Esa fractura conecta Persona con el tema del doble en el cine, concepto especialmente interesante en este ámbito, pues la pantalla donde se proyecta el celuloide es ya de por sí un espejo en el que se ve reflejado el espectador. Las miradas de Elisabeth y Alma a la cámara, y sobre todo el plano en que se toma de frente un rostro compuesto por la mitad de la cara de cada una, alcanzan una relevancia excepcional y crean un juego de espejos ad infinitum nunca superado, anticipado ya por la foto que Elisabeth realiza a la cámara misma y culminado por una secuencia soberbia: cuando ambos personajes están ya íntimamente unidos, conversan sentados a una mesa. Bergman rueda la misma escena desde sus dos puntos de vista, colocándolos uno después del otro. La división, dolorosa y traumática, se consuma así antes de que se produzca la separación física y llegue un epílogo que vuelve al principio, dotando al largometraje de una estructura circular.
De esta forma, Bergman ha desplegado algunos de los ejes temáticos fundamentales en su filmografía: el teatro y el cine como manifestaciones de los deseos humanos; el asunto del doble–que bebe del mito germano del doppelgänger–, y la presencia en sus películas de imágenes que remiten a otras, ya sean fotografías, cuadros, proyecciones u otras obras, y que recibe el bello nombre de mise en abîme, expresión francesa que podría traducirse por ‘puesta en abismo’ –aludiendo a la clásica ‘puesta en escena’–, en una especie de disposición especular que genera un sinfín de reflejos, como la mención expresa a Electra, la tragedia griega de Sófocles…

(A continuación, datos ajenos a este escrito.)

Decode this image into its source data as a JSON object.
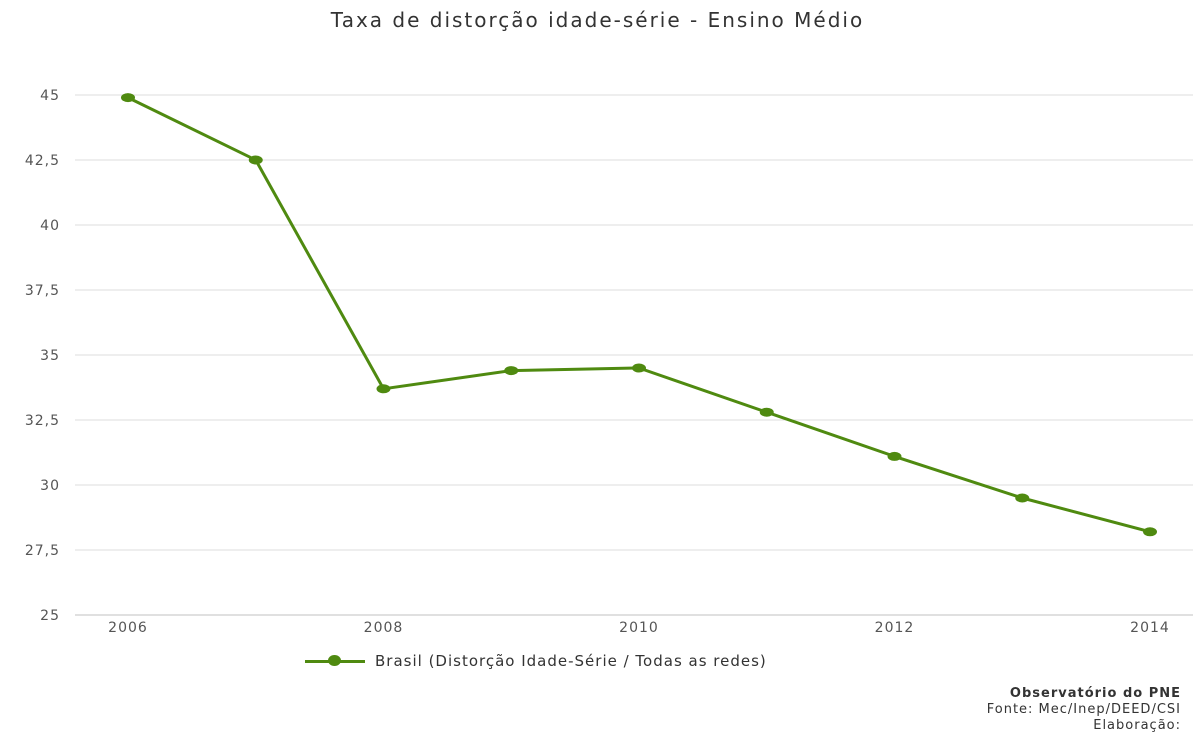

Es fácil advertir que Persona no centra sus preocupaciones en la profesión médica. Pero sí es un ejemplo perfecto de cómo utilizar un ‘caso clínico’ en formade base desde la que elevarse hacia otros temas, sin despreciar por ello el punto de arranque. Todas las piezas encajan, y la doctora jefe es un personaje primorosamente diseñado que impulsa la acción epidérmica. Será ella quien decida que Alma debe estar con Elizabeth; quien hable sobre el arte escénico con la segunda, adivinando las inquietudes de la enferma y explicitando el discurso nodal de la obra; quien ceda su casa, haciendo posible el nacimiento de la amistad y el cariño entre ellas. La magnífica Margaretha Krook confiere a su papel una profundidad poco usual en un personaje teóricamente secundario. Y es que las verdaderas protagonistas son la pareja interpretada por Liv Ullmann (Elisabeth)y Bibi Andersson (Alma). Colaboradoras habituales y compañeras sentimentales del autor durante años, su participación multiplica la capacidad de sugerencia de esta especie de palimpsesto audiovisual que, a poco que se profundice, pone de manifiesto los elementos clave de la filmografía del cineasta.
Vista con los ojos de hoy, la película puede resultar lenta –su ‘tempo’ necesariamente moroso no tiene nada que ver con los ritmos sincopados de la actualidad–, árida –en el aspecto visual, la contrastada y espléndida fotografía en blanco y negro de Sven Nykvist resalta hasta las menores imperfecciones en la piel– y excesivamente compleja. Persona exige cierto conocimiento de la trayectoria bergmaniana para poder ser disfrutada afondo. Eso, y querer meterse de lleno en este cubo de Rubik –a la vez psicológico, filosófico y estético– que Bergman construye con un talento desbordante. Un ‘maestro de marionetas’ que nos dejó hace poco tiempo, sin despedirse siquiera desde su refugio en la isla de Farö. Por fortuna, su legado perdurará en el tiempo como uno de los más sólidos y clarividentes de toda la historia del cine. Y dentro de él, Persona es una de sus cimas indiscutibles.